Sa poitrine se gonflait. Il regardait désespérément l’escalier gluant, la toile d’araignée que le vent balançait au-dessus de la vitre cassée. Il se sentait seul, perdu dans son malheur. Il regarda le vide entre les barreaux de la rampe… S’il se jetait en bas?… ou bien par la fenêtre?… Oui, s’il se tuait pour les punir? Quels remords ils auraient! Il entendait le bruit de sa chute dans l’escalier. La porte d’en haut s’ouvrait précipitamment. Des voix angoissées criaient: «Il est tombé! il est tombé!» Les pas dégringolaient l’escalier. Son père, sa mère, se jetaient sur son corps en pleurant. Elle sanglotait: «C’est ta faute! c’est toi qui l’as tué!» Lui, agitait les bras, se jetait à genoux, se frappait la tête contre la rampe, criant: «Je suis un misérable! Je suis un misérable!» – Ce spectacle adoucissait sa peine. Il était sur le point d’avoir pitié de ceux qui le pleuraient; mais il pensait après que c’était bien fait pour eux, et il savourait sa vengeance…

Quand il eut terminé son histoire, il se retrouva en haut de l’escalier, dans l’ombre; il regarda encore une fois, en bas, et il n’eut plus du tout envie de s’y jeter.

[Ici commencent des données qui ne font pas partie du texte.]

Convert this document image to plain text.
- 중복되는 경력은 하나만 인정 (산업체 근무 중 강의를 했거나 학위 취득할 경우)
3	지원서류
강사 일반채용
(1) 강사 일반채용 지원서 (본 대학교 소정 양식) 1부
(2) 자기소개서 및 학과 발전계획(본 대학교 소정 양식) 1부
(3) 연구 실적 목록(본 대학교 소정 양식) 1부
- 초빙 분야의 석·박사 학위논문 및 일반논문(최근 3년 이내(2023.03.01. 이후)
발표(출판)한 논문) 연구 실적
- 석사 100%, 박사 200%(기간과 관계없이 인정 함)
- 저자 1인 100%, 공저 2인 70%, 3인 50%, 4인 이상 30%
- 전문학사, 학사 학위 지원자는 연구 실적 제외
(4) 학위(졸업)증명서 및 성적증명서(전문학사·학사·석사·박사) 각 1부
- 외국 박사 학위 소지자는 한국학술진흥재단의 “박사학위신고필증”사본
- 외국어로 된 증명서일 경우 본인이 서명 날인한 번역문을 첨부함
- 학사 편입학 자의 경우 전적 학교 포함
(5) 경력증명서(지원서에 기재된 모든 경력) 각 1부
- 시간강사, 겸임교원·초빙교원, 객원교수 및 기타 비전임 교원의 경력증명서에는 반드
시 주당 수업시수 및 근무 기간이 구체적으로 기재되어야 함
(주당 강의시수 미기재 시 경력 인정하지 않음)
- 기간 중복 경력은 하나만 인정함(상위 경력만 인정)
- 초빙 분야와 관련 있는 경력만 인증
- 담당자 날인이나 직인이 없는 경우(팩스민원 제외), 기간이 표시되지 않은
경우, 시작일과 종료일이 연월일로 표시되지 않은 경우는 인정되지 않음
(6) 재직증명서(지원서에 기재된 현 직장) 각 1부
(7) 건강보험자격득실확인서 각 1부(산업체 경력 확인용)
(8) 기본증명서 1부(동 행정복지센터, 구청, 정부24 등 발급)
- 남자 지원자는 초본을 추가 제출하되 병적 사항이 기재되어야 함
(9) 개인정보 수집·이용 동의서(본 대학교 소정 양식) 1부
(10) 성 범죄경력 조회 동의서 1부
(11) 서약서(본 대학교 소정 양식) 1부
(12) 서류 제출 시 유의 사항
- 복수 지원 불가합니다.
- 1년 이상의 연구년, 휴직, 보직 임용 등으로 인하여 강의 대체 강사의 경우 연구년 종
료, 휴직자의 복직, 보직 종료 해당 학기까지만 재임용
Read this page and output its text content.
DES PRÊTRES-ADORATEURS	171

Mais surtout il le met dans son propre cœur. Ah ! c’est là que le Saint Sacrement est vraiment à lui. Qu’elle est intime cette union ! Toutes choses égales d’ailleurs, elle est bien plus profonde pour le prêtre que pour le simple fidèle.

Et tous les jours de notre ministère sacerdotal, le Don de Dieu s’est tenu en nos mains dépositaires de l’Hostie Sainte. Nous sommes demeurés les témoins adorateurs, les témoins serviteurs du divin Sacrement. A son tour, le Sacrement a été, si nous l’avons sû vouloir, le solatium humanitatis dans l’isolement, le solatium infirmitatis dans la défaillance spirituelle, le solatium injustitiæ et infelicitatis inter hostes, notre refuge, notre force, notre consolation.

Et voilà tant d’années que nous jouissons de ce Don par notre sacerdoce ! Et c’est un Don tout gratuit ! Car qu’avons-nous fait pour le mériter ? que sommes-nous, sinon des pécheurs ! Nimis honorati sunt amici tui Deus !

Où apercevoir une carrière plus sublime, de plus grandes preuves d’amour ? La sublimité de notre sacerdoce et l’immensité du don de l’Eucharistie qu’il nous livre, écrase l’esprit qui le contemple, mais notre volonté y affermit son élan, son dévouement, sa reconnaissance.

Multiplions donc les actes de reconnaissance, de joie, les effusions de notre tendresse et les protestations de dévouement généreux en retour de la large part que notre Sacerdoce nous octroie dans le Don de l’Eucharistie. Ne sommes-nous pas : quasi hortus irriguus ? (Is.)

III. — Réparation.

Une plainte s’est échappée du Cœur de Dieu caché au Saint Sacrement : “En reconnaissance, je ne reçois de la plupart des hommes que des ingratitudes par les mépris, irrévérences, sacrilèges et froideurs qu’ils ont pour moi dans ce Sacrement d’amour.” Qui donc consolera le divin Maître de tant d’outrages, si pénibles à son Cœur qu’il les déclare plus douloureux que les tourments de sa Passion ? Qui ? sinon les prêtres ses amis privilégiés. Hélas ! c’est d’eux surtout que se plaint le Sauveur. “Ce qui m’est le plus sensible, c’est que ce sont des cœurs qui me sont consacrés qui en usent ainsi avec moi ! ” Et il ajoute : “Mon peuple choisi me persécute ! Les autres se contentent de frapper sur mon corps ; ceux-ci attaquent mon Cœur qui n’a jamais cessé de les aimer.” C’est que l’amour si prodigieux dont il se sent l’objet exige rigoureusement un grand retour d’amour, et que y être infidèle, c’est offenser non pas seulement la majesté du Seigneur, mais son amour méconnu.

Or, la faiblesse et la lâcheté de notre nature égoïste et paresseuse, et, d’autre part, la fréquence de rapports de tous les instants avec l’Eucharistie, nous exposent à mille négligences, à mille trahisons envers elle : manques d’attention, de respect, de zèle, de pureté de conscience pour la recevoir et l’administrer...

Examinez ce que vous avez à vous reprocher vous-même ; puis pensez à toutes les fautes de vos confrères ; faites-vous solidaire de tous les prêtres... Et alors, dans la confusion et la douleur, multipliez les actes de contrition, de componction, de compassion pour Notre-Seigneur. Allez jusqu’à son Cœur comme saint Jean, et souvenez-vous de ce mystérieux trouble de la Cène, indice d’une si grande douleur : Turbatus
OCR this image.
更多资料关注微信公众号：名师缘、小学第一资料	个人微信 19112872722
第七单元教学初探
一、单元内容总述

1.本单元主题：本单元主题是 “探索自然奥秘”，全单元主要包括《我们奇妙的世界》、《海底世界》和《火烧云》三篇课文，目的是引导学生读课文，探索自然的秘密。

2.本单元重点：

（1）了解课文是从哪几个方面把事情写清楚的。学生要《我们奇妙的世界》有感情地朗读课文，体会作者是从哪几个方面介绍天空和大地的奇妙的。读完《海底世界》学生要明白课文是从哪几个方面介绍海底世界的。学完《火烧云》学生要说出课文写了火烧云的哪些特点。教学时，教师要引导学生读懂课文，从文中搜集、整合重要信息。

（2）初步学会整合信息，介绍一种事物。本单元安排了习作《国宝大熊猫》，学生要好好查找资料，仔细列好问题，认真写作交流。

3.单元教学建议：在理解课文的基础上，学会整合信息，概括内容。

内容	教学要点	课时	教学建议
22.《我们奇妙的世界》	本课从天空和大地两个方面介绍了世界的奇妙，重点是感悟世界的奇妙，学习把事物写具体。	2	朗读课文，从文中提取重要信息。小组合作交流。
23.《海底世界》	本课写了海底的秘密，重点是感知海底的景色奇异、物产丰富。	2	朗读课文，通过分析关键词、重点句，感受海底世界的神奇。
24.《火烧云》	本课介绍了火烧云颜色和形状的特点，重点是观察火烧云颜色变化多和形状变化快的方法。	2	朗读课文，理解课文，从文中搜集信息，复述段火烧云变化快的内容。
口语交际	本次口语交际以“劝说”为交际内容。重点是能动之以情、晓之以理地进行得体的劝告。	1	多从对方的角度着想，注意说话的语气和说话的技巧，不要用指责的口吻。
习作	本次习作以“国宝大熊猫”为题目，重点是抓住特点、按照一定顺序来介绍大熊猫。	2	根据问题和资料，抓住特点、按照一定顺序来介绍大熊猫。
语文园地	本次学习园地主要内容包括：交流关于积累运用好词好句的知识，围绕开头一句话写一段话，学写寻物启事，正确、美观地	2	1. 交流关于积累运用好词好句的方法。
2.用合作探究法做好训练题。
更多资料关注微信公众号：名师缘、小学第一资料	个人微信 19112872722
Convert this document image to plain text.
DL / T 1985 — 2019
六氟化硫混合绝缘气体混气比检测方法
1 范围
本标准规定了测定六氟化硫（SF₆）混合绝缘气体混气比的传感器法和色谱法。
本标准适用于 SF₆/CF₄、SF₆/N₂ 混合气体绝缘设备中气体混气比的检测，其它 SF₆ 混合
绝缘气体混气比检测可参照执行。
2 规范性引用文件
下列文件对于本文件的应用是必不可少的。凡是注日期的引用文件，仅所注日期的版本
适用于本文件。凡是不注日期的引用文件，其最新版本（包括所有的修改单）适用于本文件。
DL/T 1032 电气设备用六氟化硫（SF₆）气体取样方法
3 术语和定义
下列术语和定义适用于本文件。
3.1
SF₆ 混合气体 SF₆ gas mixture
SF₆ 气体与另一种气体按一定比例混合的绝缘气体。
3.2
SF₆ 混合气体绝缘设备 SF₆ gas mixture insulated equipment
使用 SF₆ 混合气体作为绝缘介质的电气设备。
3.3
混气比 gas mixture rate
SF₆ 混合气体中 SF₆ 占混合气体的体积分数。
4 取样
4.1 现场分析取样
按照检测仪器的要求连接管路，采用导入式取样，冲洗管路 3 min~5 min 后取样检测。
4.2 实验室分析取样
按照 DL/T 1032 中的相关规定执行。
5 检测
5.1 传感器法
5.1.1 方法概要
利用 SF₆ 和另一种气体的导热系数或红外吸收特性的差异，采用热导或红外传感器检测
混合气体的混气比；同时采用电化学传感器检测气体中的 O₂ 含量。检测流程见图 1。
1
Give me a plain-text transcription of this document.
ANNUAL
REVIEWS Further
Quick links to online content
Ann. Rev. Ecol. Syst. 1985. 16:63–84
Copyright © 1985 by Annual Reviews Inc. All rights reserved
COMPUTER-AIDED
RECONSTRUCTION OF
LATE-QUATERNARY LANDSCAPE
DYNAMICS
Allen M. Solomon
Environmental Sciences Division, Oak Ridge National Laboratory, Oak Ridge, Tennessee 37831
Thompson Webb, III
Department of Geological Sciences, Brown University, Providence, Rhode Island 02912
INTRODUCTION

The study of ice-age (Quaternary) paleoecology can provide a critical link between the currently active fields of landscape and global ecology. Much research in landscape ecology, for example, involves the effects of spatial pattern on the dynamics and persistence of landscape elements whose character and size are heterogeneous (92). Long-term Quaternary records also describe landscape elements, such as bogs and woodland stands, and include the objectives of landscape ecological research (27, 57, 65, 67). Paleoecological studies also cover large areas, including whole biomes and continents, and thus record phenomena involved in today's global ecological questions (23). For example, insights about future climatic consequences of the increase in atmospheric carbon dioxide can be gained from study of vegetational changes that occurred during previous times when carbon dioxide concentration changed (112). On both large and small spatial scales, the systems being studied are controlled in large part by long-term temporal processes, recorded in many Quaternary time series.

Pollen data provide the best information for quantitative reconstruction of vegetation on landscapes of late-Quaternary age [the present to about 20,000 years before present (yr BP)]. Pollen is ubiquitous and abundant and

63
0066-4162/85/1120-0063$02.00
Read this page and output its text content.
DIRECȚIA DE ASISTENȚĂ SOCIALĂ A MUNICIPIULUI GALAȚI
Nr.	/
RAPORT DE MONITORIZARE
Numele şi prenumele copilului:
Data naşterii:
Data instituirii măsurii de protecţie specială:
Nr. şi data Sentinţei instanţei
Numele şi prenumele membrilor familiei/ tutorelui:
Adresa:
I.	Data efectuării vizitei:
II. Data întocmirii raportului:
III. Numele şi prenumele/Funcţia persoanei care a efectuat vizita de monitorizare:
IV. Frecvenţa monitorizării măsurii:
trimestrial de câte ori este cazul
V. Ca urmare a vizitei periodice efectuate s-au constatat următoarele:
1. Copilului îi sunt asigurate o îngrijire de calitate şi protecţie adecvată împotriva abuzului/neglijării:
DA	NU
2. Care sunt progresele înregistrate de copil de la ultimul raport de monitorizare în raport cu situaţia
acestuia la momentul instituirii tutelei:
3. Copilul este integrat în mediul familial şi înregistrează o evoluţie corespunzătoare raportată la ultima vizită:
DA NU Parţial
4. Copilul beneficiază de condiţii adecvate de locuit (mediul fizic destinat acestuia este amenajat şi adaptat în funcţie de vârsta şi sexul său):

Même, il eut un petit frisson, et s’éloigna du bord, en pensant qu’il pourrait tomber. Alors il se sentit décidément prisonnier, comme un pauvre oiseau en cage, prisonnier pour toujours, sans aucune ressource que de se casser la tête et de se faire bien mal. Il pleura, il pleura; et il se frottait les yeux avec ses petites mains sales, si bien, qu’en un moment il fut tout barbouillé. Tout en pleurant, il continuait de regarder les choses qui l’entouraient; et cela le distrayait. Il s’arrêta un instant de gémir, pour observer l’araignée, qui venait de bouger. Puis il recommença, mais avec moins de conviction. Il s’écoutait pleurer, et continuait son bourdonnement machinal, sans plus très bien savoir pourquoi il le faisait. Il se leva bientôt; la fenêtre l’attirait. Il s’assit sur le rebord intérieur, prudemment retiré dans le fond, et surveillant du coin de l’œil l’araignée qui l’intéressait, mais qui le dégoûtait.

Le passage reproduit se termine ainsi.